One of the original and still-leading manufacturers of this technology is MEI, which originated in the 1970s within Mars Inc., the candy company that makes M&Ms, Skittles and Twix Bars. (MEI stands for “Mars Electronics International.”) The oldest machines took advantage of the magnetic ink used in paper currency. The machines contained a magnetic head that could “read” the specific qualities of each denomination. (Similar technology reads audio cassette tapes.) Markings, crumples, and fading could distort the magnetic “signature” on a bill, and the heads themselves could be clouded with dust over time. That’s why vending machines so frequently spat back your dollar and left poor souls soda-less in the '80s.

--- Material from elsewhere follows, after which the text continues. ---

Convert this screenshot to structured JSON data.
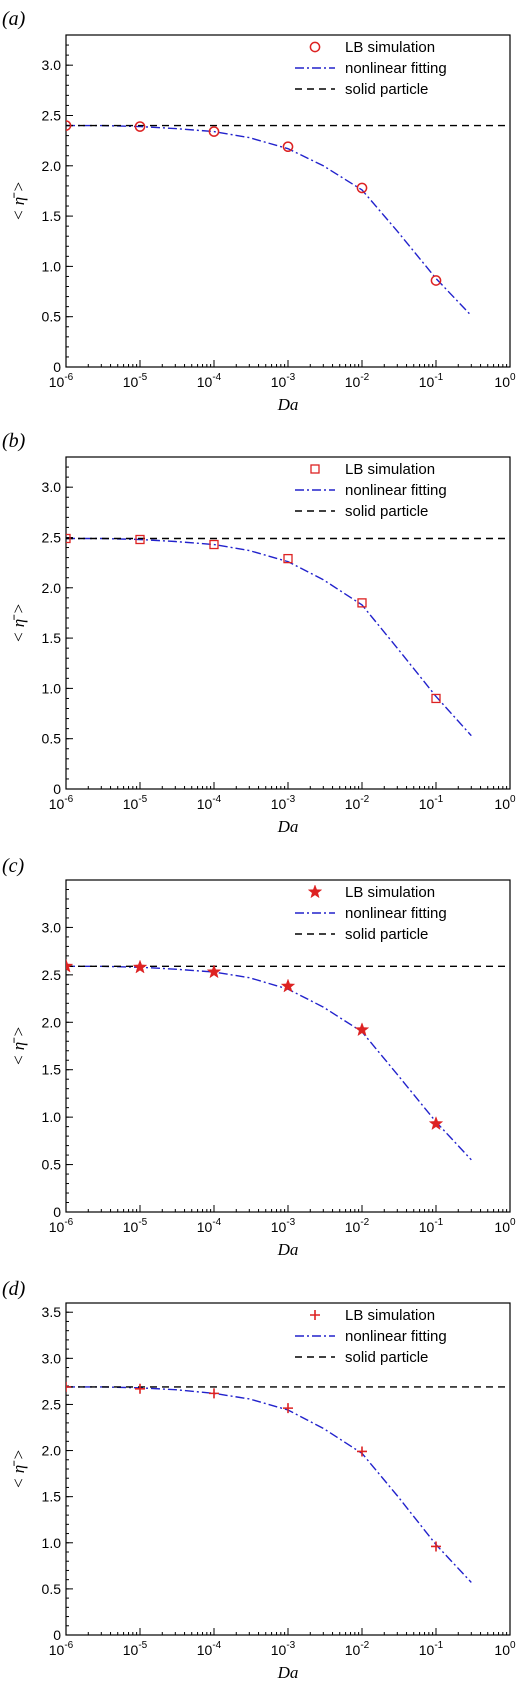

Nowadays, many vending machines are made with photocells or cameras that can be programmed to recognize the visual markings of various bills. Lights illuminate the bill, allowing the tiny camera to inspect for these sometimes subtle markers. This is advantageous because, should the Treasury issue a new design, the manufacturer of the machine can program it into its computer. They are also less susceptible to con artists—counterfeits with magnetic ink that wouldn’t fool a computer or human could easily pass through the magnetic head of an old vending machine.
Many top-of-the-line bill validators used in businesses like Las Vegas casinos use several techniques. They can detect magnetic particles, the unique paper and high-iron ink used by the U.S. Treasury Department, and even unique shadows that appear on each part of a bill when lit from behind.
Since they're not a huge target for big-money fraudsters, your local laundromat or break room machines probably rely on cheap, simple technology to get the job done. It's just one reason why a startup that sent quarters in the mail every two-week laundry cycle never really took off—thanks to automated bill readers, making change at the laundromat is easy enough already.